When I was growing up the kids in the neighborhood would engage in various competitive games and challenges. Something as simple as competitively flipping coins against the wall or playing a physical game of what we called “murder ball” (an intense individual based variation of the American game of football) all came with rules and conditions to keep the competition fair. Now we as kids understood the concept of playing fair in order to minimize confusion and arguments. Obviously, with us being kids there were still the petty arguments and disagreements that came about because we all wanted to win. But what remained in place after each game, competition or even battle for a lack of a better word we still remained friends.

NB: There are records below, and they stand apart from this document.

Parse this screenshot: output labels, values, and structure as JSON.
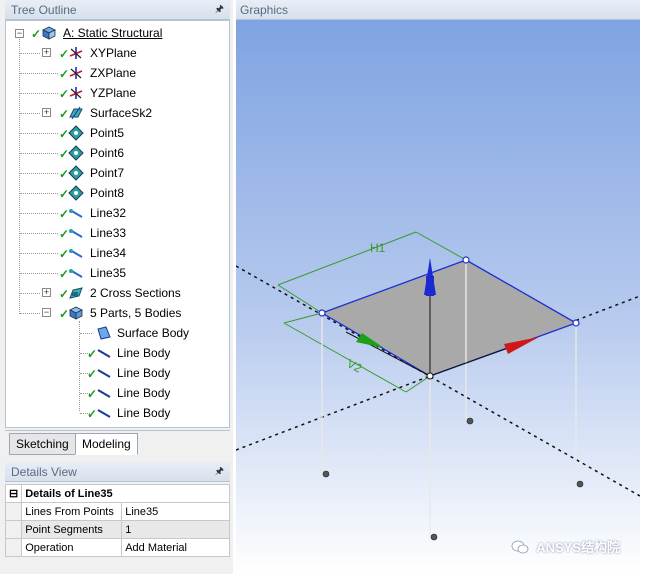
{
  "tree_outline": {
    "title": "Tree Outline",
    "pin_icon": "pin-icon",
    "root": "A: Static Structural",
    "items": [
      {
        "label": "XYPlane",
        "icon": "plane-axes-icon",
        "expandable": true
      },
      {
        "label": "ZXPlane",
        "icon": "plane-axes-icon",
        "expandable": false
      },
      {
        "label": "YZPlane",
        "icon": "plane-axes-icon",
        "expandable": false
      },
      {
        "label": "SurfaceSk2",
        "icon": "surface-sketch-icon",
        "expandable": true
      },
      {
        "label": "Point5",
        "icon": "point-icon",
        "expandable": false
      },
      {
        "label": "Point6",
        "icon": "point-icon",
        "expandable": false
      },
      {
        "label": "Point7",
        "icon": "point-icon",
        "expandable": false
      },
      {
        "label": "Point8",
        "icon": "point-icon",
        "expandable": false
      },
      {
        "label": "Line32",
        "icon": "line-icon",
        "expandable": false
      },
      {
        "label": "Line33",
        "icon": "line-icon",
        "expandable": false
      },
      {
        "label": "Line34",
        "icon": "line-icon",
        "expandable": false
      },
      {
        "label": "Line35",
        "icon": "line-icon",
        "expandable": false
      },
      {
        "label": "2 Cross Sections",
        "icon": "cross-section-icon",
        "expandable": true
      },
      {
        "label": "5 Parts, 5 Bodies",
        "icon": "parts-icon",
        "expandable": true,
        "expanded": true
      }
    ],
    "bodies": [
      {
        "label": "Surface Body",
        "icon": "surface-body-icon"
      },
      {
        "label": "Line Body",
        "icon": "line-body-icon"
      },
      {
        "label": "Line Body",
        "icon": "line-body-icon"
      },
      {
        "label": "Line Body",
        "icon": "line-body-icon"
      },
      {
        "label": "Line Body",
        "icon": "line-body-icon"
      }
    ]
  },
  "tabs": {
    "sketching": "Sketching",
    "modeling": "Modeling",
    "active": "Modeling"
  },
  "details": {
    "title": "Details View",
    "header": "Details of Line35",
    "rows": [
      {
        "key": "Lines From Points",
        "value": "Line35"
      },
      {
        "key": "Point Segments",
        "value": "1"
      },
      {
        "key": "Operation",
        "value": "Add Material"
      }
    ]
  },
  "graphics": {
    "title": "Graphics",
    "dim_h1": "H1",
    "dim_v2": "V2",
    "watermark": "ANSYS结构院",
    "colors": {
      "background_top": "#7fa3e2",
      "surface": "#a9a9a9",
      "edge": "#1f2fd0",
      "dimension": "#3a9a2a",
      "axis_x": "#d01818",
      "axis_y": "#1a2ad0",
      "axis_z": "#1aa01a"
    }
  }
}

Fast forward to life as an adult and the competition or challenges are still in existence but the battlefield has changed a bit. The dictionary defines battlefield as an area of conflict or disagreement. So, the ability to navigate through conflict or hostility is essential in maintaining peace and keeping one’s composure. There are battles (emotionally and physically) that take place on the job, in school, church or even in our relationships and daily interactions with people that require attention. In addition, there are some battles that are not destined to have a winner or loser but are meant for a more significant purpose. Unfortunately, the purpose gets lost or hidden because “self” wants to be acknowledged first and foremost. We should strive to live and walk in an atmosphere of peace. And this is a process that takes time to understand and carry out (Romans 14:19).

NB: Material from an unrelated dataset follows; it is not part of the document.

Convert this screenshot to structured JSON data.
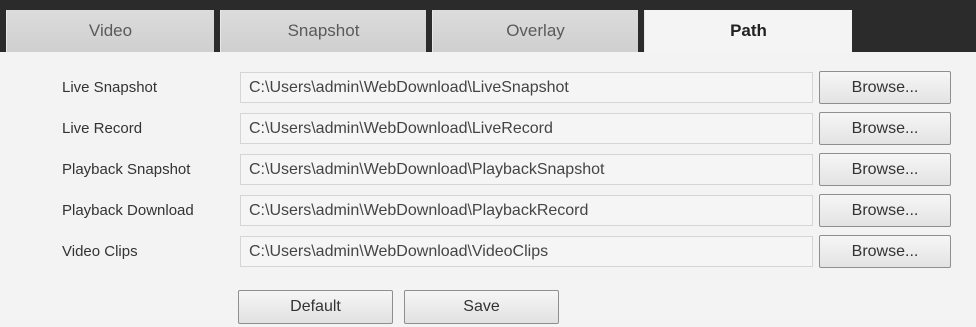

Typically, in a battle there are actions taken to ensure victory is accomplished and everything done is not always fair. Should we even care if a fair battle takes place? There is a popular idiom that states “all’s fair in love and war”. And this can be taken to mean basically a person should do whatever it takes to win and it’s expected to be understood by all those involved. However, when we know what is right why not just do what is right. Simply because this battlefield has made us believe we have to win at all costs. But our existence should be structured in a way to where we want to create a harvest of peace and do what is good for each other (James 3:18). Yes, it’s a nuisance to deal with the negative attitude(s) or actions of those on the job, businesses we seek service from, or even in our homes. Does that mean we still cannot deal with these circumstances in a positive manner?

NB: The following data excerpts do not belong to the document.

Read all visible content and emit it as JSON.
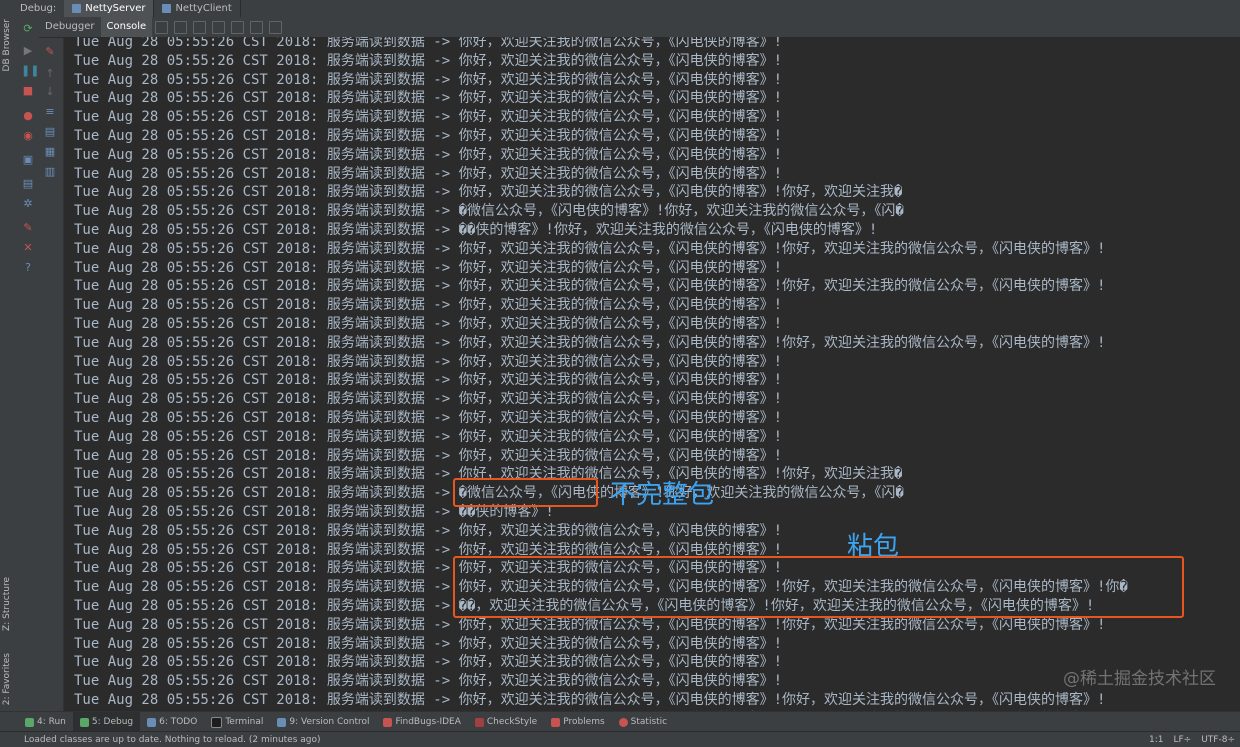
{
  "top_bar": {
    "label": "Debug:",
    "tabs": [
      {
        "label": "NettyServer",
        "active": true
      },
      {
        "label": "NettyClient",
        "active": false
      }
    ]
  },
  "left_strip": {
    "db_browser": "DB Browser",
    "structure": "Z: Structure",
    "favorites": "2: Favorites"
  },
  "sub_tabs": [
    {
      "label": "Debugger",
      "active": false
    },
    {
      "label": "Console",
      "active": true
    }
  ],
  "console": {
    "lines": [
      "Tue Aug 28 05:55:26 CST 2018: 服务端读到数据 -> 你好，欢迎关注我的微信公众号，《闪电侠的博客》!",
      "Tue Aug 28 05:55:26 CST 2018: 服务端读到数据 -> 你好，欢迎关注我的微信公众号，《闪电侠的博客》!",
      "Tue Aug 28 05:55:26 CST 2018: 服务端读到数据 -> 你好，欢迎关注我的微信公众号，《闪电侠的博客》!",
      "Tue Aug 28 05:55:26 CST 2018: 服务端读到数据 -> 你好，欢迎关注我的微信公众号，《闪电侠的博客》!",
      "Tue Aug 28 05:55:26 CST 2018: 服务端读到数据 -> 你好，欢迎关注我的微信公众号，《闪电侠的博客》!",
      "Tue Aug 28 05:55:26 CST 2018: 服务端读到数据 -> 你好，欢迎关注我的微信公众号，《闪电侠的博客》!",
      "Tue Aug 28 05:55:26 CST 2018: 服务端读到数据 -> 你好，欢迎关注我的微信公众号，《闪电侠的博客》!",
      "Tue Aug 28 05:55:26 CST 2018: 服务端读到数据 -> 你好，欢迎关注我的微信公众号，《闪电侠的博客》!",
      "Tue Aug 28 05:55:26 CST 2018: 服务端读到数据 -> 你好，欢迎关注我的微信公众号，《闪电侠的博客》!你好，欢迎关注我�",
      "Tue Aug 28 05:55:26 CST 2018: 服务端读到数据 -> �微信公众号，《闪电侠的博客》!你好，欢迎关注我的微信公众号，《闪�",
      "Tue Aug 28 05:55:26 CST 2018: 服务端读到数据 -> ��侠的博客》!你好，欢迎关注我的微信公众号，《闪电侠的博客》!",
      "Tue Aug 28 05:55:26 CST 2018: 服务端读到数据 -> 你好，欢迎关注我的微信公众号，《闪电侠的博客》!你好，欢迎关注我的微信公众号，《闪电侠的博客》!",
      "Tue Aug 28 05:55:26 CST 2018: 服务端读到数据 -> 你好，欢迎关注我的微信公众号，《闪电侠的博客》!",
      "Tue Aug 28 05:55:26 CST 2018: 服务端读到数据 -> 你好，欢迎关注我的微信公众号，《闪电侠的博客》!你好，欢迎关注我的微信公众号，《闪电侠的博客》!",
      "Tue Aug 28 05:55:26 CST 2018: 服务端读到数据 -> 你好，欢迎关注我的微信公众号，《闪电侠的博客》!",
      "Tue Aug 28 05:55:26 CST 2018: 服务端读到数据 -> 你好，欢迎关注我的微信公众号，《闪电侠的博客》!",
      "Tue Aug 28 05:55:26 CST 2018: 服务端读到数据 -> 你好，欢迎关注我的微信公众号，《闪电侠的博客》!你好，欢迎关注我的微信公众号，《闪电侠的博客》!",
      "Tue Aug 28 05:55:26 CST 2018: 服务端读到数据 -> 你好，欢迎关注我的微信公众号，《闪电侠的博客》!",
      "Tue Aug 28 05:55:26 CST 2018: 服务端读到数据 -> 你好，欢迎关注我的微信公众号，《闪电侠的博客》!",
      "Tue Aug 28 05:55:26 CST 2018: 服务端读到数据 -> 你好，欢迎关注我的微信公众号，《闪电侠的博客》!",
      "Tue Aug 28 05:55:26 CST 2018: 服务端读到数据 -> 你好，欢迎关注我的微信公众号，《闪电侠的博客》!",
      "Tue Aug 28 05:55:26 CST 2018: 服务端读到数据 -> 你好，欢迎关注我的微信公众号，《闪电侠的博客》!",
      "Tue Aug 28 05:55:26 CST 2018: 服务端读到数据 -> 你好，欢迎关注我的微信公众号，《闪电侠的博客》!",
      "Tue Aug 28 05:55:26 CST 2018: 服务端读到数据 -> 你好，欢迎关注我的微信公众号，《闪电侠的博客》!你好，欢迎关注我�",
      "Tue Aug 28 05:55:26 CST 2018: 服务端读到数据 -> �微信公众号，《闪电侠的博客》!你好，欢迎关注我的微信公众号，《闪�",
      "Tue Aug 28 05:55:26 CST 2018: 服务端读到数据 -> ��侠的博客》!",
      "Tue Aug 28 05:55:26 CST 2018: 服务端读到数据 -> 你好，欢迎关注我的微信公众号，《闪电侠的博客》!",
      "Tue Aug 28 05:55:26 CST 2018: 服务端读到数据 -> 你好，欢迎关注我的微信公众号，《闪电侠的博客》!",
      "Tue Aug 28 05:55:26 CST 2018: 服务端读到数据 -> 你好，欢迎关注我的微信公众号，《闪电侠的博客》!",
      "Tue Aug 28 05:55:26 CST 2018: 服务端读到数据 -> 你好，欢迎关注我的微信公众号，《闪电侠的博客》!你好，欢迎关注我的微信公众号，《闪电侠的博客》!你�",
      "Tue Aug 28 05:55:26 CST 2018: 服务端读到数据 -> ��，欢迎关注我的微信公众号，《闪电侠的博客》!你好，欢迎关注我的微信公众号，《闪电侠的博客》!",
      "Tue Aug 28 05:55:26 CST 2018: 服务端读到数据 -> 你好，欢迎关注我的微信公众号，《闪电侠的博客》!你好，欢迎关注我的微信公众号，《闪电侠的博客》!",
      "Tue Aug 28 05:55:26 CST 2018: 服务端读到数据 -> 你好，欢迎关注我的微信公众号，《闪电侠的博客》!",
      "Tue Aug 28 05:55:26 CST 2018: 服务端读到数据 -> 你好，欢迎关注我的微信公众号，《闪电侠的博客》!",
      "Tue Aug 28 05:55:26 CST 2018: 服务端读到数据 -> 你好，欢迎关注我的微信公众号，《闪电侠的博客》!",
      "Tue Aug 28 05:55:26 CST 2018: 服务端读到数据 -> 你好，欢迎关注我的微信公众号，《闪电侠的博客》!你好，欢迎关注我的微信公众号，《闪电侠的博客》!",
      "Tue Aug 28 05:55:26 CST 2018: 服务端读到数据 -> 你好，欢迎关注我的微信公众号，《闪电侠的博客》!你好，欢迎关注我的微信公众号，《闪电侠的博客》!",
      "Tue Aug 28 05:55:26 CST 2018: 服务端读到数据 -> 你好，欢迎关注我的微信公众号，《闪电侠的博客》!"
    ]
  },
  "annotations": {
    "incomplete_label": "不完整包",
    "sticky_label": "粘包",
    "accent_color": "#3da3f0",
    "box_color": "#e8561f"
  },
  "watermark": "@稀土掘金技术社区",
  "bottom_tools": [
    {
      "label": "4: Run",
      "icon": "run-icon"
    },
    {
      "label": "5: Debug",
      "icon": "debug-icon",
      "active": true
    },
    {
      "label": "6: TODO",
      "icon": "todo-icon"
    },
    {
      "label": "Terminal",
      "icon": "terminal-icon"
    },
    {
      "label": "9: Version Control",
      "icon": "vcs-icon"
    },
    {
      "label": "FindBugs-IDEA",
      "icon": "findbugs-icon"
    },
    {
      "label": "CheckStyle",
      "icon": "checkstyle-icon"
    },
    {
      "label": "Problems",
      "icon": "problems-icon"
    },
    {
      "label": "Statistic",
      "icon": "statistic-icon"
    }
  ],
  "status_bar": {
    "message": "Loaded classes are up to date. Nothing to reload. (2 minutes ago)",
    "position": "1:1",
    "line_sep": "LF÷",
    "encoding": "UTF-8÷"
  }
}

King Saul according to the Bible was originally pleased with David but later found displeasure in him due to his jealousy of David’s ascension and growth as a man. David chose to live with peace and respect within himself by not seeking to engage with Saul in the battlefield of jealousy and resentment. If for example, you have a coworker that does not speak to you for no apparent reason but speaks to others that can grow from a seed of annoyance to a large battlefield of resentment. The question that comes forth is what do I do in the present moment? If we desire peace in our inner and outer space, then how we proceed within the battlefield of life is a key component that shapes the outcome (Psalm 18:39). David had natural strength and courage but his use of the Spirit of love and power was crucial in overcoming those around him on the battlefield. For each of us seeking peace or some other positive aftereffect and going against our fleshly instincts is the initial step in creating fairness on the battlefield. And from there our willingness to seek after spiritual guidance or grow a greater positive understanding while being considerate of the thoughts of others will certainly strengthen the core foundation within our inner man.